Buchanan was travelling in an off-road vehicle when it flipped. The vehicle’s cage fell on her, crushing her sternum – that broken bone then ripped into her internal organs. It punctured and collapsed both of her lungs. It tore at her heart wall lining and she had internal bleeding. And she broke her nose.
“I was very fortunate to be alive,” she said.
“I was in ICU and intensive care for 10 days.”
It has been the broken sternum that has caused her immense grief. The titanium plate that they initially inserted into her chest snapped and it only became more complicated from there on. “From there I had sternum open chest surgery, then my next issue was bolts backing out,” she said.
It was the failed attempts to fix this chest bone that dealt her some of the lowest moments of her life and thoughts she may never ride competitively again.
“All up, I had three full sternum reconstructions, 26 bolts, two wire cables, three plates; then they managed to fix my sternum,” she said. “It was third time lucky. My final surgery fixed it in the December of last year.”
That final surgery worked but it was a complicated task for the surgeon.
“The cardiothoracic surgeon we pulled in to for the final surgery did a different approach, threading the wire cables in between the heart and sternum to get it meshed together,” she said. “They are quite invasive surgeries.”
“For me, I wasn’t just worried about that surgery – but worried about my future career to continue to be an Olympian.”
Yes, in the middle of all this suffering Buchanan still just wanted to keep riding for her Australia.
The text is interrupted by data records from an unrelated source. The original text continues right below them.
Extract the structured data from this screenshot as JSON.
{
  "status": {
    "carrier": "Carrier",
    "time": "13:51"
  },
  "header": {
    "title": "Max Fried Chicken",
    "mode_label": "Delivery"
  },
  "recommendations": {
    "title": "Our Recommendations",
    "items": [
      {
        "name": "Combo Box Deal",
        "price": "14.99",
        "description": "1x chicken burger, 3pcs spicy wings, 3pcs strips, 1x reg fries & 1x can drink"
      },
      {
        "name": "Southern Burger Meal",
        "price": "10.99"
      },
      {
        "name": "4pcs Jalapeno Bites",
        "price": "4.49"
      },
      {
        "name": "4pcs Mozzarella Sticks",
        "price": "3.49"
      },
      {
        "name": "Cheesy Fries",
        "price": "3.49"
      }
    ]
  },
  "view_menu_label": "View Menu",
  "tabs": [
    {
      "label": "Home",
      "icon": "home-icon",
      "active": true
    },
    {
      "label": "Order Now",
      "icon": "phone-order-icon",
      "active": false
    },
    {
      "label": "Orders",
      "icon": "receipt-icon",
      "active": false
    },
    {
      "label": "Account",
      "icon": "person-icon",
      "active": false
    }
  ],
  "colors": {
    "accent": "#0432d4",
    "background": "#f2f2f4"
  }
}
After that third surgery on her chest, every three months she had a CAT scan to check if the bone was meshing together enough to allow her to compete again.
She said that process was like “watching paint dry”.
To keep her mind busy, she wrote a kid’s book, called “Girls Can B”. Its aim is to inspire to girls to be “brave, different and strong”.
In another testament to her unstoppable nature, she raised $76,000 in her NextGen scholarship program to invest in 12 young female riders to the world championships.
“Doing all this kept me on track, knowing I could still be as influential off the bike as I can on it,” she said.
In time, slowly she saw her sternum calcify on the scans, getting whiter with time, indicating her bone was healing and she was getting closer to competing again. The injuries kept her off the bike for 19 months.
Today, obviously, her body feels different to what it was before the accident. And she feels a lot of fear.
She has spent a lot of time telling her body, “you are okay, you are unbreakable”.
Two weeks ago, she finally competed on the international BMX racing stage again since her accident.
She hasn’t lost it.
She stood on the podium twice, including in first place, at Banyuwangi BMX International in Indonesia. This time, around three and half years ago, she was going into an Olympic Games as world champion.
Times have changed but she’s still indicating she is a threat as she tries to qualify for Tokyo. “I used to have that target on my back,” Buchanan said. “This time around, you can call me a bit more of an underdog.
“But I love that challenge. “The best moments in my career stem from the lowest moments in my career.”
“It’s a massive challenge to make Tokyo. I have a lot of focus and fire from having to be so patient and I have built a lot of resilience over the last two years definitely.”
“To have this ‘other’ chance, I feel calm and so happy. This is the journey I want to be on,” she said.
She said she has been incredibly well supported by Cycling Australia, the Australian Institute of Sport and her sponsors.
“It was always about athlete first, sport second with them,” she said. “They were quite patient through all of this … my sponsors like Oakley stuck by me at my worst.”
Buchanan has been an adrenaline junkie since she was a little girl. This accident has been a “massive reality check” as to how fragile our bodies are.
“I have lived my life on my edge since I was a little girl and this has taught me to slow life down and be grateful for the small moments,” she said. “I am enjoying the ride as I go — because you don’t have that guarantee that it is forever.”
This is Jessica Halloran’s last column for the Sunday Telegraph and she will be taking up a new role within News Corp next year.